Buena pregunta, y una que vale la pena responder visualmente: la clave está en no empezar por la tecnología, sino por el problema. Los emprendimientos que fracasan al integrar IA suelen hacer lo contrario: adoptan una herramienta porque está de moda, sin saber qué van a resolver con ella.
El marco de 4 etapas funciona así en la práctica:
1) Diagnóstico primero
Pregúntate qué tareas se repiten semana con semana y no requieren juicio humano complejo: responder las mismas preguntas por WhatsApp, generar reportes, redactar correos o buscar información. Esos son tus mejores candidatos para automatizar.
2) Selecciona con criterio real
Para emprendimientos pequeños, el costo y la facilidad de adopción importan tanto como la capacidad técnica. Herramientas como Make o Zapier automatizan sin escribir código; Claude o ChatGPT cubren tareas de contenido y atención; Notion AI sirve para documentación interna. No necesitas lo más avanzado, sino lo que tu equipo realmente va a usar.

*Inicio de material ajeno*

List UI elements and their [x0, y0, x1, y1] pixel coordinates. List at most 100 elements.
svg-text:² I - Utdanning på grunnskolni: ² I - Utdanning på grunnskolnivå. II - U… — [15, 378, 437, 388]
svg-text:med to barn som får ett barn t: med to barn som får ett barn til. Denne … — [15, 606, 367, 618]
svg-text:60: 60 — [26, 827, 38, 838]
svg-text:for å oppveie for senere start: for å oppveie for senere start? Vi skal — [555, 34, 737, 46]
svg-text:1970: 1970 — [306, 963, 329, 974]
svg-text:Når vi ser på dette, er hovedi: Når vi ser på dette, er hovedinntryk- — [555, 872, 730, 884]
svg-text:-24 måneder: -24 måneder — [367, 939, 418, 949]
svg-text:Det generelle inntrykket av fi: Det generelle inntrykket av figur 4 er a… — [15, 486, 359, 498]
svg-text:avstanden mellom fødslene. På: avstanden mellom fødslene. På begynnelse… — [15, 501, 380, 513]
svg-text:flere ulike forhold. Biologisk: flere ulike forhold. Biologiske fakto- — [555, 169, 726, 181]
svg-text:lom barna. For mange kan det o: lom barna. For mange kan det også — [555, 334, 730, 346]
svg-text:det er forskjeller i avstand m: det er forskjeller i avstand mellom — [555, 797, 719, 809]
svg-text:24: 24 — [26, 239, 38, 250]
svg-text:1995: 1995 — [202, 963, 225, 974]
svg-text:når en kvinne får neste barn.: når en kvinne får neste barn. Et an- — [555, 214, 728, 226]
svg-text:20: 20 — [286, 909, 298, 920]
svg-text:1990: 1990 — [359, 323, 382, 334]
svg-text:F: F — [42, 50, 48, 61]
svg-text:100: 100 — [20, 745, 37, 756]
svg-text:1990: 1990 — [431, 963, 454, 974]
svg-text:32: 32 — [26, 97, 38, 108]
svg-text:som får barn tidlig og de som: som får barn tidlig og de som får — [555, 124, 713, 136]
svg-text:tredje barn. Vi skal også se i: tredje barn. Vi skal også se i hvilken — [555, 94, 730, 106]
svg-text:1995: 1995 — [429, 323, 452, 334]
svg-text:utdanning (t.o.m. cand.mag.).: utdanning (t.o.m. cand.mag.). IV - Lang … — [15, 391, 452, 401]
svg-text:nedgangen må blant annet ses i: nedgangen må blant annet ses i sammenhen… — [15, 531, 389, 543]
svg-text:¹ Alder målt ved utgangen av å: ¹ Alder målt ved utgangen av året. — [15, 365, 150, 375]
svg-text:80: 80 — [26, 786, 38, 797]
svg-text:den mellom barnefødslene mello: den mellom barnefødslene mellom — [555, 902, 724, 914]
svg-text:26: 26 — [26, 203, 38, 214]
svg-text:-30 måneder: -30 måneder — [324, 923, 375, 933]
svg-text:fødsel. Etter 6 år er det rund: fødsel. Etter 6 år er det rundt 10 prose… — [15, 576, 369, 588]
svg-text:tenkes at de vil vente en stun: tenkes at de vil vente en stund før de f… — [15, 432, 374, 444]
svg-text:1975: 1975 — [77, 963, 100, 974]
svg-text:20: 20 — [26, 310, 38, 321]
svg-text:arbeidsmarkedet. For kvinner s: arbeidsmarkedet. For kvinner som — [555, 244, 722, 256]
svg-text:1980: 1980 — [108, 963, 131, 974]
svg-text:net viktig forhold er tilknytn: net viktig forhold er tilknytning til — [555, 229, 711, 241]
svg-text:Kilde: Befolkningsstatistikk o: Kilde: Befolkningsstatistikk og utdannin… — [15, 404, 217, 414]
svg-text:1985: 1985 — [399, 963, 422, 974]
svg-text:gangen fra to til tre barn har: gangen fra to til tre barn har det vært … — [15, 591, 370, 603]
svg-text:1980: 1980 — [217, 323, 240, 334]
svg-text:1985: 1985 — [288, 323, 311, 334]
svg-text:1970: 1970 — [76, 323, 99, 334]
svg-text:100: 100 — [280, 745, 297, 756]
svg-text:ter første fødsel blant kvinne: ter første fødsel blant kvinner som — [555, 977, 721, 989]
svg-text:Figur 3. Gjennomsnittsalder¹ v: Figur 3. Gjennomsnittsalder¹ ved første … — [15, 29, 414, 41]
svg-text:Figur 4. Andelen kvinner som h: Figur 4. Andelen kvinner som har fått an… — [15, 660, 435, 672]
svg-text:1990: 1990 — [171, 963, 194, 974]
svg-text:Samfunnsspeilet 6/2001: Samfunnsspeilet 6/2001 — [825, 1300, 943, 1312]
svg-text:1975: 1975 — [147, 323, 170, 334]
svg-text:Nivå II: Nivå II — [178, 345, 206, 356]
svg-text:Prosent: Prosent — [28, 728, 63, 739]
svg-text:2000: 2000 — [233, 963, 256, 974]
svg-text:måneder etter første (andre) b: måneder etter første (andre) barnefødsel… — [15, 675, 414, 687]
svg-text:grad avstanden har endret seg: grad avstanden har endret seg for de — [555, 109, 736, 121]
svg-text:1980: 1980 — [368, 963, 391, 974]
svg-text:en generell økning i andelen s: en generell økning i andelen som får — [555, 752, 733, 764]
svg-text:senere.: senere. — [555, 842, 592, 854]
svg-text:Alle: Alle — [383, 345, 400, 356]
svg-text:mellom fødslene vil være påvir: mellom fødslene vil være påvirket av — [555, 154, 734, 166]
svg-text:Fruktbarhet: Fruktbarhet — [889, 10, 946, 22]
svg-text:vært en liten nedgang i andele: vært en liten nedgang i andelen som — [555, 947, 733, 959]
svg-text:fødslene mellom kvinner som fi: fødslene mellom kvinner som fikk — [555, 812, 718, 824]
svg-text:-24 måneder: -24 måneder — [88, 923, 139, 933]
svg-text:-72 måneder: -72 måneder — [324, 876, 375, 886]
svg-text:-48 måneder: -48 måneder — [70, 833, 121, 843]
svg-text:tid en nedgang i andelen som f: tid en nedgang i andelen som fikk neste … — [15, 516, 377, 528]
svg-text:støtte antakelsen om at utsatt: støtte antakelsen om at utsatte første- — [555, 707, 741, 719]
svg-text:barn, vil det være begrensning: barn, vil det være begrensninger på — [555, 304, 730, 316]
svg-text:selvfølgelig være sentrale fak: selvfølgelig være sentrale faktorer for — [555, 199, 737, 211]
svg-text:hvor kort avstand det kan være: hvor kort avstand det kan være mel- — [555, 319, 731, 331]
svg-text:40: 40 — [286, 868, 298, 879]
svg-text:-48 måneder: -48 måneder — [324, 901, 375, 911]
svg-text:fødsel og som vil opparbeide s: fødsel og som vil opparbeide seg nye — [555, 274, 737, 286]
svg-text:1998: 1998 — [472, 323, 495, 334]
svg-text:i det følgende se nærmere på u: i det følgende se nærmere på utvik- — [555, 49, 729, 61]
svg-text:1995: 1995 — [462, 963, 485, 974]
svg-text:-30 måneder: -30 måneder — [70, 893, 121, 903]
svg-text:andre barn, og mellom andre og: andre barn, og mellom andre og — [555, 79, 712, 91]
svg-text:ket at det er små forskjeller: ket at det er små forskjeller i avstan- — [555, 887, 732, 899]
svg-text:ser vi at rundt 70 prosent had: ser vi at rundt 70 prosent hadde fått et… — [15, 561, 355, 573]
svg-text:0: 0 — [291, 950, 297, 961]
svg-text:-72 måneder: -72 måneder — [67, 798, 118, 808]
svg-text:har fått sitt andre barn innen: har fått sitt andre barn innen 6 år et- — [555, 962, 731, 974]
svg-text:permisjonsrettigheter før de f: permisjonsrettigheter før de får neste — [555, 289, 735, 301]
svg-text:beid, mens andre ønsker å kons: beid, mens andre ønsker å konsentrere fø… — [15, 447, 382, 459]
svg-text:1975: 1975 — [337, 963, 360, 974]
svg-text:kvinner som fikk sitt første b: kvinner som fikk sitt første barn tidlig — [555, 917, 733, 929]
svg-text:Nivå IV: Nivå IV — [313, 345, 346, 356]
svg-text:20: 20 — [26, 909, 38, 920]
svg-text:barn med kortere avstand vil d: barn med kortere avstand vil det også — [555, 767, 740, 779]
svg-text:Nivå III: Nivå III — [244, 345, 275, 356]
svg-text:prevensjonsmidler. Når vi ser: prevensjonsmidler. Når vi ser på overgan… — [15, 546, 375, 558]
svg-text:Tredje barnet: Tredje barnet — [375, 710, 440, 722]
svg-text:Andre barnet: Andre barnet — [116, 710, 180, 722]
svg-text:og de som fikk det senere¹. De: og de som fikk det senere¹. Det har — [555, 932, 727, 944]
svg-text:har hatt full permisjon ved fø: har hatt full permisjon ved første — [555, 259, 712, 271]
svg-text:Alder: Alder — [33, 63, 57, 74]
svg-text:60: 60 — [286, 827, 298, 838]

3) El piloto es lo más importante
Elige una sola tarea y una sola área. Define antes de empezar cómo vas a medir si funcionó: tiempo ahorrado, tickets resueltos o ventas asistidas. Sin una métrica clara, cualquier resultado parece éxito o fracaso según el humor del día.
4) La escala es cultural, no técnica
Cuando tienes un caso de éxito documentado, mostrarle al equipo los números reales genera adopción genuina. La resistencia a la IA en equipos pequeños suele venir del miedo a lo desconocido, no de la complejidad técnica.